Pas tristes tropiques

Singulier duo harpe/guitare électrique, L'Étrangleuse creuse un drôle de sillon où se mêlent post-rock aride, vieille tradition française et folklores exotiques. Et offre autant de voyages immobiles dans des contrées perdues de recherche. 


Il y a les musiques de films imaginés, sortes de BO pour les rêveurs, à mettre en images en mode DIY (Anton Newcombe de Brian Jonestown Massacre a sorti un disque comme ça, il n'est pas le seul), il pourrait tout aussi bien y avoir, la musique traditionnelle de pays qui n'existent pas où restent encore à découvrir par quelque Christophe Collomb de la crypto-géographie. C'est précisément le créneau de L'Étrangleuse (déjà, drôle de nom) qui n'a de criminelle que le nom mais dont la musique vous prend quand même à la gorge pour ne plus vous lâcher.

On y entend quelque folklore d'ici, porté par des paroles en français, certes, mais sans beaucoup d'autre sens que les sons qu'elle produit, la scansion qu'elle assène, le mantra qu'elle fait tourbillonner. De la harpe qui infuse une sorte d'esthétique médiéviste mais sans jamais lâcher l'horizon de la modernité, s'autorisant à saturer comme une guitare électrique.
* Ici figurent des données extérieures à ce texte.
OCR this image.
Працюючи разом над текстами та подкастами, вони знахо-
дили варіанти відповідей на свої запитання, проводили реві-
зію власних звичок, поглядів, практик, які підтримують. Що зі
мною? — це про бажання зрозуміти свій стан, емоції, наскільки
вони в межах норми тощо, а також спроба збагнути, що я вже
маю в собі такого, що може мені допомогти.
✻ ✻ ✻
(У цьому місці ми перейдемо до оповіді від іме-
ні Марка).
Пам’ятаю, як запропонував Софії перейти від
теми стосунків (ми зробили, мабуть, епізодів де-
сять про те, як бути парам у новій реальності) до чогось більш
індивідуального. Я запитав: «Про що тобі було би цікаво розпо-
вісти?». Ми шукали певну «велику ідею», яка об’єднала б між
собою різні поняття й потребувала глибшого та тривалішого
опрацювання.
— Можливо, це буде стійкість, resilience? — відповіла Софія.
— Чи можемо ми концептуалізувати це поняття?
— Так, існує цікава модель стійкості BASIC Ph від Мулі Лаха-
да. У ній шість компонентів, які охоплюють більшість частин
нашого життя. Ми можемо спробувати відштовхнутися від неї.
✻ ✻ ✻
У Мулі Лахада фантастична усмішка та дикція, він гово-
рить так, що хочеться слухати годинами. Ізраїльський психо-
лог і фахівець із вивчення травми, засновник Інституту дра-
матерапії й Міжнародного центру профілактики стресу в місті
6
Et justement, on y entend aussi de la guitare électrique oscillant entre le post-rock incendiaire autant que polaire voire lunaire et, plus étrange, quelque chose comme le blues errant des étendues sahariennes. Ce qui nous amène par association d'idées musicales ou quelque saut quantique (et cantique) à des sonorités de luth malien.

Big crunch et genèse

Et c'est donc comme si tous ces éléments musicaux se froissaient en un seul point terminal, big crunch esthétique ramenant ce cosmos à un point de singularité annulant par là l'espace et le temps. Il n'y a plus d'époque dans la musique du duo Mélanie Virot (harpe) / Maël Salètes (guitare, luth), plus de pays non plus, ils y sont tous et à la fois aucun. Et ce n'est sans doute pas un hasard si leur troisième album s'est baptisé Dans le lieu du Non-où. Pays sans nom donc, mais avec un non. La négation d'un pays. On y croise à Messine (Sicile), comme à Loisieux (Savoie) ou Charcenne (Haute-Saône) comme téléportés et à la fois ancrés.

La musique de L'Étrangleuse relèverait – comme la définition de la ville énoncée par Claude Lévi-Strauss dans Tristes Tropiques, que le groupe reprend à son compte sur l'hypnotique Par sa genèse —, « par sa genèse et par sa forme (…) de l'appropriation biologique, de l'évolution organique et de la création esthétique ».

« Au confluent de la nature et de l'artifice (…) à la fois vécue et rêvée » ajoutait Lévi-Strauss. Sans doute la meilleure définition de la musique de l'Étrangleuse.